Jonathan Martin, author of Prototype, tweeted this yesterday: “We would never choose to live in the void–in chaos, the abyss. But the void is not a bad place. It’s where God creates new life.”
You know the void.
The emptiness in his eyes when he smiles.
The hollow sound of her voice when she mentions home.
The way they sit across the table from one another in strained silence.
The tears of grief that slide down her cheeks and spill onto the grave.
The way he avoids the subject of unfulfilled dreams.
They way she tosses and turns throughout the dark hours.
The whole world groans with the ache of void. We’ll do almost anything to fill those empty places rather than feel them.
We stuff ourselves with food and drink and money and possessions and people and work and religion and sports and sex and TV and bitterness and . . .
We avoid the void like the plague. We fear the emptiness that boils just beneath the surface, threatening to bubble over and engulf us.
The void–the chaos, the abyss–is not a bad place? I’m guessing most of us would disagree.
But I think of a woman’s womb, where new life is formed and fills the emptiness. And I wonder if Martin is right. Can the filling of precious, new life only come in the dark emptiness, in the spaces we so desperately want to avoid?
We shudder at the thought of embracing the emptiness, of waiting for a filling that’s out of our hands. It’s easier to run from it by pretending it doesn’t exist, or to attempt to control it by stuffing ourselves with excess.
The void is always there, haunting us, taunting us, begging to be filled. And we ache with the way we’ve broken ourselves by trying to avoid it.
Maybe, just maybe, there’s One who can fix the broken places, fill the void, calm the chaos, bridge the abyss, and create new life out of the nothingness.
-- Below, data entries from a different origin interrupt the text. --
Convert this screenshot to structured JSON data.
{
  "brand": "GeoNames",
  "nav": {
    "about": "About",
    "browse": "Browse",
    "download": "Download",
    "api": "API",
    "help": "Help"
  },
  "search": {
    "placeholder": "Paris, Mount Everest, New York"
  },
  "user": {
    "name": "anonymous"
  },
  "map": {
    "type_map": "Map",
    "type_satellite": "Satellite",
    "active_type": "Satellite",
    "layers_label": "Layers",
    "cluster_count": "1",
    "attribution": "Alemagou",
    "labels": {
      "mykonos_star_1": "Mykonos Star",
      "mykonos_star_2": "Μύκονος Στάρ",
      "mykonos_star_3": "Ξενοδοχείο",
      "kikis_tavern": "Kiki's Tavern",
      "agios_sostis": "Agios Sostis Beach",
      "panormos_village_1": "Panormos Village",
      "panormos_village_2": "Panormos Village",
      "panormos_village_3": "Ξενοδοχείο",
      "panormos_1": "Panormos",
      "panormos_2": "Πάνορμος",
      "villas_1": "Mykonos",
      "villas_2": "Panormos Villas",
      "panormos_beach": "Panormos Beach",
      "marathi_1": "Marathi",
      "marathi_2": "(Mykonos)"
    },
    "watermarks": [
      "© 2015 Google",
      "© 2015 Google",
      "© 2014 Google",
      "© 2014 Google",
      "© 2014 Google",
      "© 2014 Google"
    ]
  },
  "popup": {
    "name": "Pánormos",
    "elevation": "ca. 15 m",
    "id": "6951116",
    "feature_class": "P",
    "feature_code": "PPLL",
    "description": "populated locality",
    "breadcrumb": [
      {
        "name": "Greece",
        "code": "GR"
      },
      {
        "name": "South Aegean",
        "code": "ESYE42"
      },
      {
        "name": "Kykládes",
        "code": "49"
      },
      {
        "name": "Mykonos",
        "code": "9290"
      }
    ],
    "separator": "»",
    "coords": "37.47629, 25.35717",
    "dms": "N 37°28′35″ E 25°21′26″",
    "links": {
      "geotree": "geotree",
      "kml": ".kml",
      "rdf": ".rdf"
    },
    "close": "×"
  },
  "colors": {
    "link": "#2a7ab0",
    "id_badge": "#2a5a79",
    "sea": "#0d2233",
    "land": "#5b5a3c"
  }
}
Will we let him?
This is rich.
Thanks, Jamie.
Yes.
You know, I almost added this last sentence: “I’m not sure I’m ready.” I’m glad there are those like you who can answer “yes.”
My “yes” was to the entirety of your article…not so much my answer to its final question. I’ve qualified my arrogant “yeses” in the past to more qualified responses. Sorry that my reply to your good article was taken as a specific response to the final question. Thanks for sharing your heart.
LOVE!!!!
I’m glad. Love you!
Love you too!!!!!
I want to say yes yes yes I will let Him but then I look around and begin to compare and worry. I wonder what will this one think or will that person walk away. I know it shouldn’t matter and I am even ashamed to say it does but I am trying to be honest with myself. I want to yes Lord but I don’t always do it.